Some Muslims will tell you the stress they go through the night before a job interview or their first day at work. Many anticipate the feeling of being at a disadvantage, simply because they will refuse that handshake with the opposite sex for “religious reasons”. Well, this could all be a thing of the past.
New policies about physical contact at work are being introduced, in which employers will be given the ability to ban handshakes to avoid confusion about what kind of “touch” is acceptable. 
Kate Palmer, an associate director of advisory at HR consultancy Peninsula, said:
“Some employers may put a complete ban on physical contact. Whether that’s going too far or not is a question I would pose, because it’s contextual. Does shaking someone’s hand go too far?”
“They may just say ‘no contact at all’ because there’s no grey area. It makes it simple, but it takes away affection which in some ways is a sad thing.” 
She also added that although “you’re probably safe with a handshake”, it is best to follow a rule if there is one set by employers.2
“That’s the most physical contact I would have with a fellow employee. Even if it’s a sensitive situation, when someone is upset. I would be very mindful of a hug or putting my hand on their hand. Try to separate it from being too personal.” 
In a recent survey conducted by Totaljobs and consisting of 2000 adults, three out of four people were keen for a complete physical contact ban in the workplace.  The new guidelines aim to give each employee their right to consent in this matter.
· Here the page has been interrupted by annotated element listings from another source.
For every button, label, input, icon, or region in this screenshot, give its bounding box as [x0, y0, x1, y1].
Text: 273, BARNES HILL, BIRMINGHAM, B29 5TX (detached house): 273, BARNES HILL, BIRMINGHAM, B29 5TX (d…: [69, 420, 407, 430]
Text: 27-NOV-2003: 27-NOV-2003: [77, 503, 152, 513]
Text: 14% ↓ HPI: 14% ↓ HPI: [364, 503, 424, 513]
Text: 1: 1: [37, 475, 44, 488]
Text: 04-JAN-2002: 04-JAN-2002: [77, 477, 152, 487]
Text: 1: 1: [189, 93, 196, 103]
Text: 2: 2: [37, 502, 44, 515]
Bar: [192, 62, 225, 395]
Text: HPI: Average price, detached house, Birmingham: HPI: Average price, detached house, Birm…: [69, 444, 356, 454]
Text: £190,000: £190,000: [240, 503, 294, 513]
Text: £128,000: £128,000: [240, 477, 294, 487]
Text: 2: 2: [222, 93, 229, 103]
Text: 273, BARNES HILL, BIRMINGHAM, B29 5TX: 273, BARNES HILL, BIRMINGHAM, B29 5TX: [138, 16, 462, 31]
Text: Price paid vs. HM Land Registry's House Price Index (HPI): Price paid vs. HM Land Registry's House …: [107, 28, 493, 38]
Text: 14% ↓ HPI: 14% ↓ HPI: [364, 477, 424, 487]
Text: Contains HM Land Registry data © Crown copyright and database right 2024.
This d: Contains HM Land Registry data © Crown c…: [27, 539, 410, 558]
The changes come as a result of the #MeToo movement that started in late 2017, whereby women who had been sexually assaulted, harassed, or intimidated spoke out against their perpetrators.  Now, employers may ban any form of physical contact to avoid expensive sexual harassment claims altogether.
The news comes as a celebration for Muslims. Although the Islamic ruling does not relate to hands specifically, in Islām, any form of physical contact between unrelated members of the opposite sex is generally prohibited. This is to prevent a greater harm, such as the cases of #MeToo, in the future, as well as the possibility of false accusations.
As the Prophet (sall Allāhu ʿalayhi wa sallam) said:
“If one of you were to be struck in the head with an iron needle, it would be better for him than if he were to touch a woman he is not allowed to.” 
Comfortable physical interaction between the sexes is part of the reason the #MeToo movement began, and it gained so much momentum because so many women had, unfortunately, been wrongfully treated and intimidated by their male counterparts.
In 2013, research commissioned by employment law specialists polled 1,579 people, finding the following shocking statistics on sexual harassment in the workplace: 
- 60% of females surveyed said they had experienced ‘inappropriate’ behaviour from a male colleague, with 21% classing it as persistent;
- More than a third of women surveyed said a senior male colleague had made inappropriate comments about their breasts, sex life, backside, or the clothes they were wearing;
- One in six women had been forced to fend off a colleague who tried to kiss her and 12% had a colleague place his hand on their behind;
- Of the 24% of women who had a superior make a move on them, 5% then lost their job, and more than one in 10 said they had been turned down for a promotion;
- Almost 40% of men surveyed said they had been victims of sexual harassment.
We, as Muslims, know that the general principles of our dīn always have humanities’ best interests at heart, and perhaps, if others begin to follow this rule in the workplace, then hopefully these cases can be avoided in the future.